Rose zrobiła zdumioną minę. Jo pokazała jej język.
- Ty i Scorpius to ciekawe zjawisko – oznajmiła wesoło – przerażające – dodała poważniej – ale ciekawe.
- Ja i Malfoy?! – zawołała ze zgrozą Rose – My się tylko całujemy!
- CO?! – Jo zapomniała nawet, że szuka superważnego drzewa i przystanęła wpatrując się w Red wielkimi oczyma. Ta skrzywiła się na ten widok.
- Nie to miałaś na myśli? – zapytała zrezygnowana. Jo pokręciła szybko głową.
- Raczej to, że świrujecie na widok swoich partnerów. Ale… całowaliście się?! Kiedy?
- To zależy.  
Jo wypuściła głośno powietrze. A potem zrobiła krok do tyłu i wyciągnęła ręce w obronnym geście.
- Nie, wiesz co? Nie chcę wiedzieć. Dla swojego zdrowia psychicznego nie chcę…
Rose posłała jej chłodne spojrzenie a potem ruszyła z miejsca. Jo zrobiła dwa kroki i znowu się odezwała:
- Ale jak to, CAŁOWILIŚCIE?! Wy się nie znosicie!
- Carter, gdybym znała odpowiedź na to pytanie, życie wielu osób stałoby się łatwiejsze…
Przez chwilę szły w milczeniu. Oślizgły korytarz opadał coraz niżej a w pewnym momencie poczuły, że podłoga zalana jest wodą. Jo miała jeszcze milion pytań do Rose, i gdy zdecydowała się które zadać jako pierwsze, Red nagle zwolniła. Wyciągnęła różdżkę od długość ramienia i poświeciła po korytarzu, który najwyraźniej był ślepym zaułkiem.
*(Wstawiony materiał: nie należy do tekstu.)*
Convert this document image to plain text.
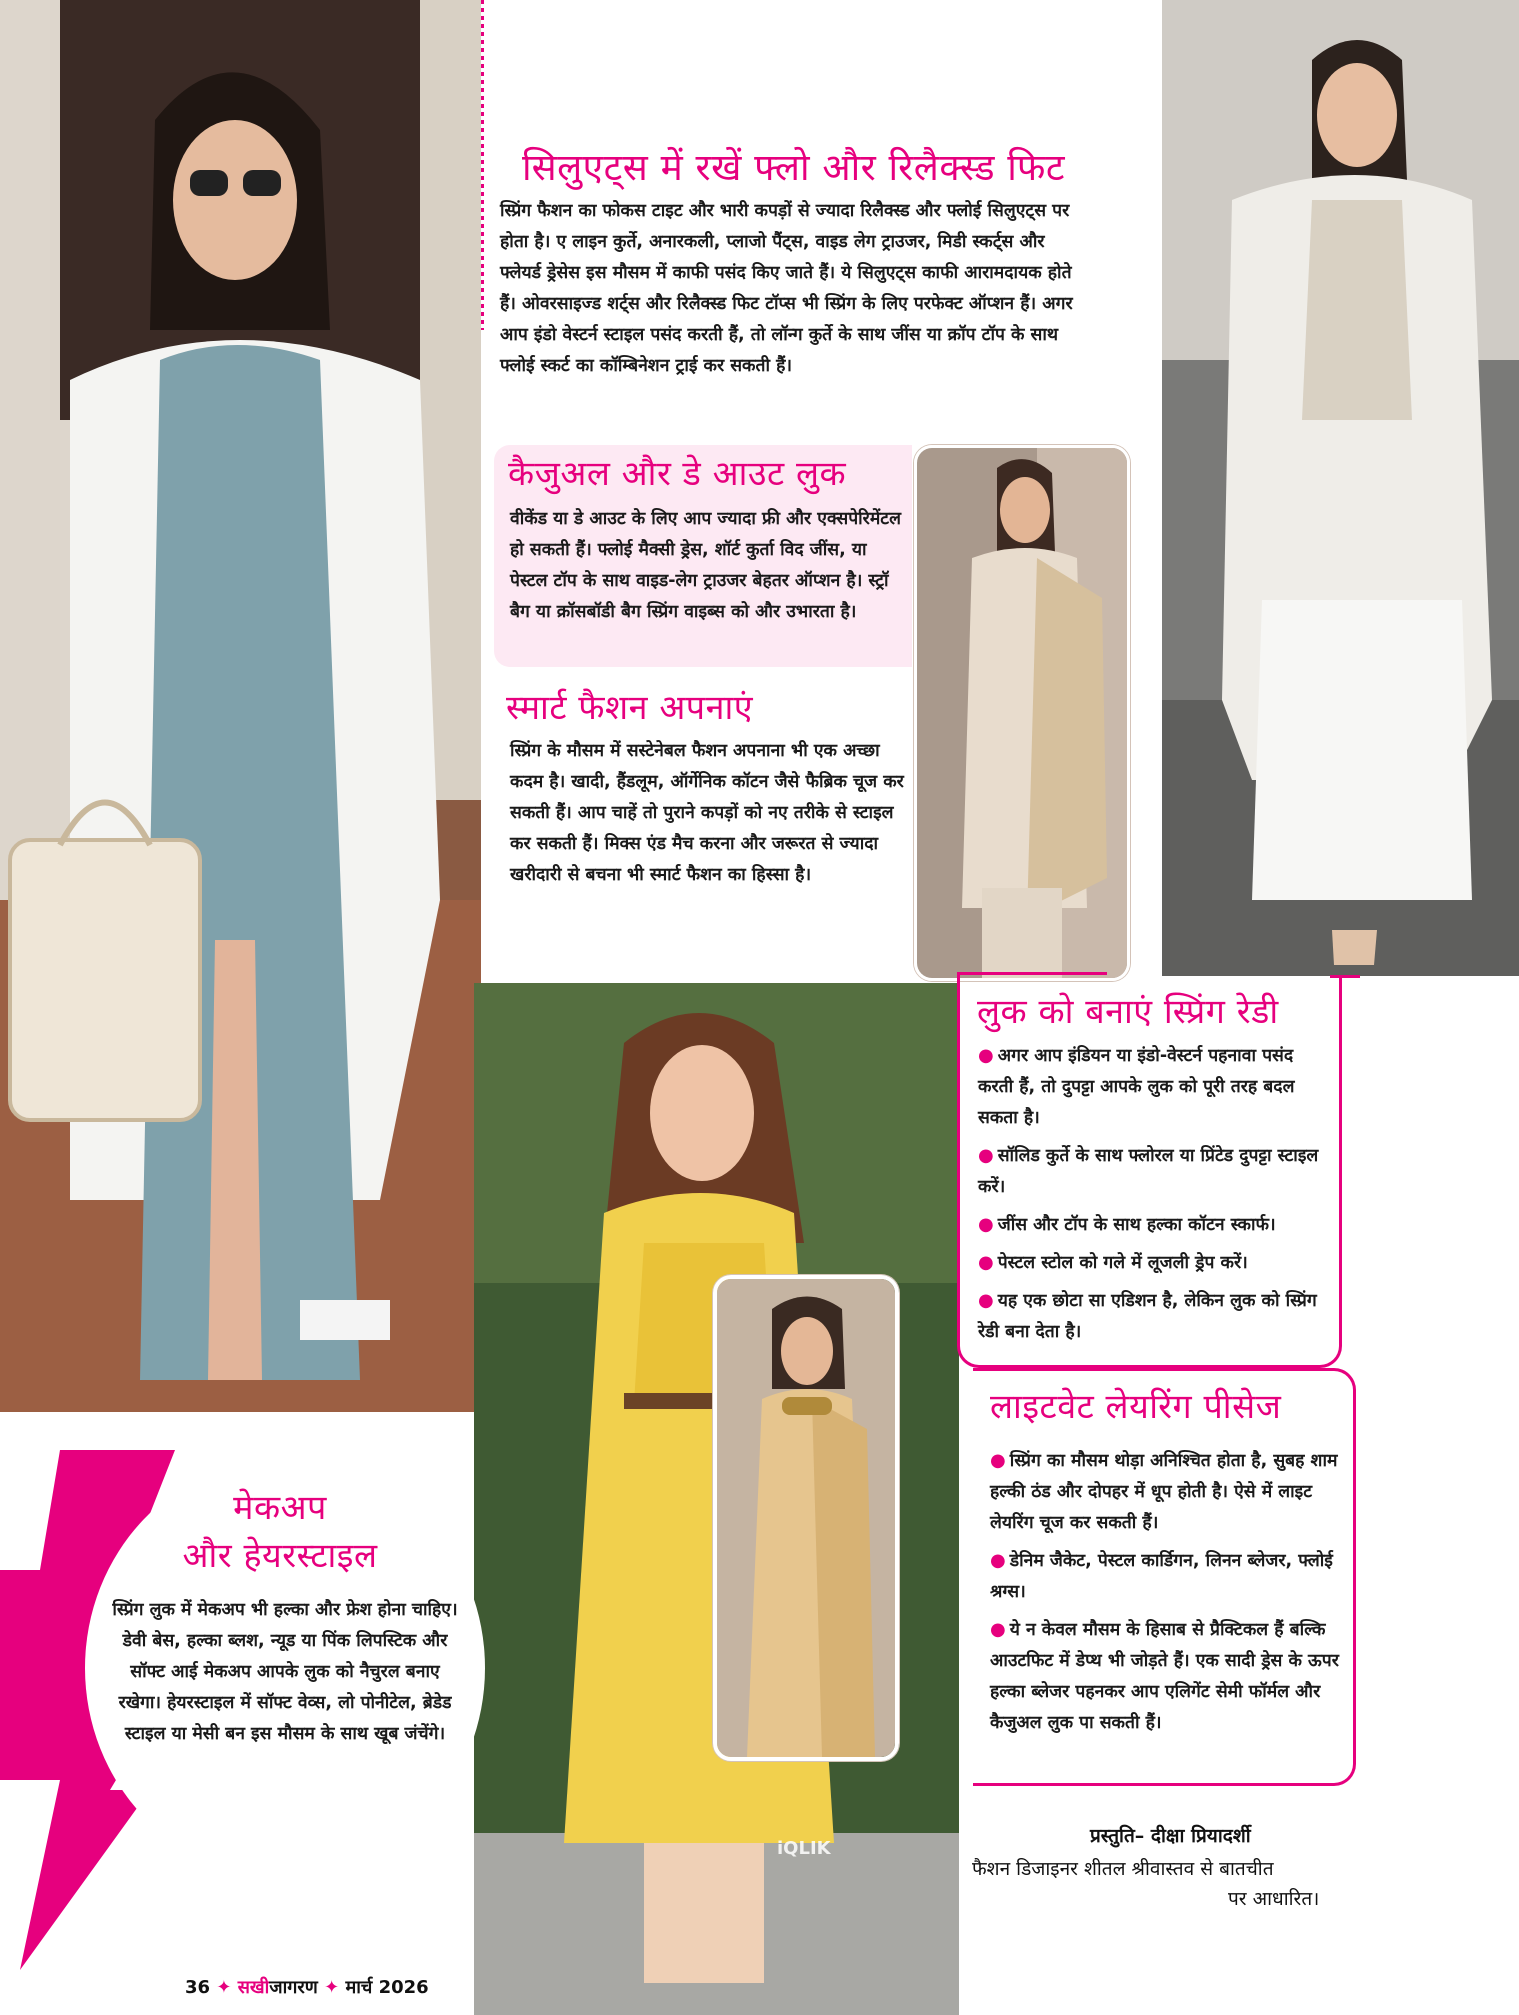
सिलुएट्स में रखें फ्लो और रिलैक्स्ड फिट

स्प्रिंग फैशन का फोकस टाइट और भारी कपड़ों से ज्यादा रिलैक्स्ड और फ्लोई सिलुएट्स पर होता है। ए लाइन कुर्ते, अनारकली, प्लाजो पैंट्स, वाइड लेग ट्राउजर, मिडी स्कर्ट्स और फ्लेयर्ड ड्रेसेस इस मौसम में काफी पसंद किए जाते हैं। ये सिलुएट्स काफी आरामदायक होते हैं। ओवरसाइज्ड शर्ट्स और रिलैक्स्ड फिट टॉप्स भी स्प्रिंग के लिए परफेक्ट ऑप्शन हैं। अगर आप इंडो वेस्टर्न स्टाइल पसंद करती हैं, तो लॉन्ग कुर्ते के साथ जींस या क्रॉप टॉप के साथ फ्लोई स्कर्ट का कॉम्बिनेशन ट्राई कर सकती हैं।

कैजुअल और डे आउट लुक

वीकेंड या डे आउट के लिए आप ज्यादा फ्री और एक्सपेरिमेंटल हो सकती हैं। फ्लोई मैक्सी ड्रेस, शॉर्ट कुर्ता विद जींस, या पेस्टल टॉप के साथ वाइड-लेग ट्राउजर बेहतर ऑप्शन है। स्ट्रॉ बैग या क्रॉसबॉडी बैग स्प्रिंग वाइब्स को और उभारता है।

स्मार्ट फैशन अपनाएं

स्प्रिंग के मौसम में सस्टेनेबल फैशन अपनाना भी एक अच्छा कदम है। खादी, हैंडलूम, ऑर्गेनिक कॉटन जैसे फैब्रिक चूज कर सकती हैं। आप चाहें तो पुराने कपड़ों को नए तरीके से स्टाइल कर सकती हैं। मिक्स एंड मैच करना और जरूरत से ज्यादा खरीदारी से बचना भी स्मार्ट फैशन का हिस्सा है।

लुक को बनाएं स्प्रिंग रेडी
● अगर आप इंडियन या इंडो-वेस्टर्न पहनावा पसंद करती हैं, तो दुपट्टा आपके लुक को पूरी तरह बदल सकता है।
● सॉलिड कुर्ते के साथ फ्लोरल या प्रिंटेड दुपट्टा स्टाइल करें।
● जींस और टॉप के साथ हल्का कॉटन स्कार्फ।
● पेस्टल स्टोल को गले में लूजली ड्रेप करें।
● यह एक छोटा सा एडिशन है, लेकिन लुक को स्प्रिंग रेडी बना देता है।
लाइटवेट लेयरिंग पीसेज
● स्प्रिंग का मौसम थोड़ा अनिश्चित होता है, सुबह शाम हल्की ठंड और दोपहर में धूप होती है। ऐसे में लाइट लेयरिंग चूज कर सकती हैं।
● डेनिम जैकेट, पेस्टल कार्डिगन, लिनन ब्लेजर, फ्लोई श्रग्स।
● ये न केवल मौसम के हिसाब से प्रैक्टिकल हैं बल्कि आउटफिट में डेप्थ भी जोड़ते हैं। एक सादी ड्रेस के ऊपर हल्का ब्लेजर पहनकर आप एलिगेंट सेमी फॉर्मल और कैजुअल लुक पा सकती हैं।
मेकअप
और हेयरस्टाइल

स्प्रिंग लुक में मेकअप भी हल्का और फ्रेश होना चाहिए। डेवी बेस, हल्का ब्लश, न्यूड या पिंक लिपस्टिक और सॉफ्ट आई मेकअप आपके लुक को नैचुरल बनाए रखेगा। हेयरस्टाइल में सॉफ्ट वेव्स, लो पोनीटेल, ब्रेडेड स्टाइल या मेसी बन इस मौसम के साथ खूब जंचेंगे।

प्रस्तुति– दीक्षा प्रियादर्शी
फैशन डिजाइनर शीतल श्रीवास्तव से बातचीत
पर आधारित।
iQLIK
36 ✦ सखीजागरण ✦ मार्च 2026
- Nie ma przejścia – powiedziała zaskoczona Rose. Jo wyminęła ją i sama zaczęła badać ścianę.
- Cholera – mruknęła. Zgasiła różdżkę i zaczęła mamrotać ciąg zaklęć wysadzających, ale ściana ani drgnęła.
- Czekaj, pomogę ci… - Rose przyłączyła się do niej, ale mimo całej serii klątw i uroków nie udało im się przejść.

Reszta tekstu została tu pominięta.